Kansas Republican defections hit the news worldwide as possible start of Democratic takeover

By Diane Silver

Britain’s Guardian newspaper today takes note of the fact that the blue revolution may well begin in Kansas, the reddest red state.

The Guardian reporter may be on to something because one fact is clear: The religious right is not a majority, even in scarlet states such as Kansas. I believe that if moderate Republicans and Democrats join forces, the right cannot win.

The problems for progressives like myself are (1) persuading moderate Republicans to jump ship, and (2) protecting the only remotely moderate party we have from leaning too far to the right as more Republicans join. (By the way, moderate Kansas Republicans are generally no danger, I believe. Most are much more liberal than the average member of the GOP, but that is a story for another day.)

Discussing former Kansas Republican Chairman Mark Parkinson’s defection to the Democratic Party, The Guardian says:

If Democrats want to become the dominant party again, the revolution must begin in such places as Kansas. And Democrats in Kansas, deep in reddest America, are dreaming of a time when the whole country turns blue.

Parkinsan’s decision is particularly significant because he defected to become the running mate of the state’s top Democrat, Gov. Kathleen Sibelius. The newspaper writes:

Republicans in Kansas, he says, have let down their own people. 'They were fixated on ideological issues that really don't matter to people's everyday lives. What matters is improving schools and creating jobs,' he said. 'I got tired of the theological debate over whether Charles Darwin was right.

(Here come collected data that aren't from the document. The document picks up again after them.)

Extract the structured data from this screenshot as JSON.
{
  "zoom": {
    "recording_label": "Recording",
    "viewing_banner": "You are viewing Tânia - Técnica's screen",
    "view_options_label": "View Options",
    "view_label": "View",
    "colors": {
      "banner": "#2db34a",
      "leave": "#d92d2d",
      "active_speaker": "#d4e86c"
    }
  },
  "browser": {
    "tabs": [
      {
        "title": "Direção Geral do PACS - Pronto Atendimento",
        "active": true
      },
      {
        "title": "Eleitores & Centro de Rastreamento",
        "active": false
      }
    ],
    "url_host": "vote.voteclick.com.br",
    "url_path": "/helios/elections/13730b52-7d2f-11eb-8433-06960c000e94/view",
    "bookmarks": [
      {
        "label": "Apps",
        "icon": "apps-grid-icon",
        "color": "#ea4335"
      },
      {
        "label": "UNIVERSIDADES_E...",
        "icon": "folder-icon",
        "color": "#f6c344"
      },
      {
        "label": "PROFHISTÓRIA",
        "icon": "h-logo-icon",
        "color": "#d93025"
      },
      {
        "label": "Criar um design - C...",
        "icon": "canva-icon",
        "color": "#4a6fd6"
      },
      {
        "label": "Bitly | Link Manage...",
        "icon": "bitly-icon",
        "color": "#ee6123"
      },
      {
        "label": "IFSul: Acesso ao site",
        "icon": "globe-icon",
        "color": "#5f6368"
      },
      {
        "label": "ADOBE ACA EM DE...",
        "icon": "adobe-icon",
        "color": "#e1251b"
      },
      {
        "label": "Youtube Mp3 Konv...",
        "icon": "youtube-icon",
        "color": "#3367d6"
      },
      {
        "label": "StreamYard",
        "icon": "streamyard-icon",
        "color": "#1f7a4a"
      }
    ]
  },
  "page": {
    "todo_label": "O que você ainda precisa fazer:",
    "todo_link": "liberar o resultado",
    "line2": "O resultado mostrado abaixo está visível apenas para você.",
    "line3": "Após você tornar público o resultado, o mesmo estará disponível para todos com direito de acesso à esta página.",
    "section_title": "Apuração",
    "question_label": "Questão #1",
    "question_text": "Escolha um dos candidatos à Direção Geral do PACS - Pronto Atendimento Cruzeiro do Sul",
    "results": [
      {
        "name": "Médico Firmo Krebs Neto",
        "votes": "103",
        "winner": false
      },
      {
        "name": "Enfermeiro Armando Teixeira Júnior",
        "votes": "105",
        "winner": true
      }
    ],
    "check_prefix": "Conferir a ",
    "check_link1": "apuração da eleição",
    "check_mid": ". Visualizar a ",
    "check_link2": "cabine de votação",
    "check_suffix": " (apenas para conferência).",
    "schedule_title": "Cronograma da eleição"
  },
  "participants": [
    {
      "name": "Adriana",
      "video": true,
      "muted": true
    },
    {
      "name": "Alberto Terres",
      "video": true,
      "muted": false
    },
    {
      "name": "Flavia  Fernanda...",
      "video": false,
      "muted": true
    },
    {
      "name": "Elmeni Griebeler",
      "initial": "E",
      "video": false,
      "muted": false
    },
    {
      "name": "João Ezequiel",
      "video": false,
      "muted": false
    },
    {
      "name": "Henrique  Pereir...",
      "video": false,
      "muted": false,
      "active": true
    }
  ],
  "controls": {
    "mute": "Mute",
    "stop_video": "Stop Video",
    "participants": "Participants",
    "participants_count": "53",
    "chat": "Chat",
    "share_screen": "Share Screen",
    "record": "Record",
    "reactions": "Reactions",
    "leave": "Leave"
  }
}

The newspaper reports that other Republicans who have jumped ship in red states include Jim Webb in Virginia and Barney Giese in South Carolina.

1 comment:

Ian said...

Surely the biggest problem for the Dems (and this has been the case for many years now) is their spineless and incoherent attitude? No clear policies or goals, always on the defensive and obsessed with opinion polls and focus groups, they come off as utterly inept & unconvincing.

At least, that's how they appear to me, and I'd love to be able to support them as something more than merely the least bad option.

If they do make gains, it'll be by default because the GOP is so thoroughly awful.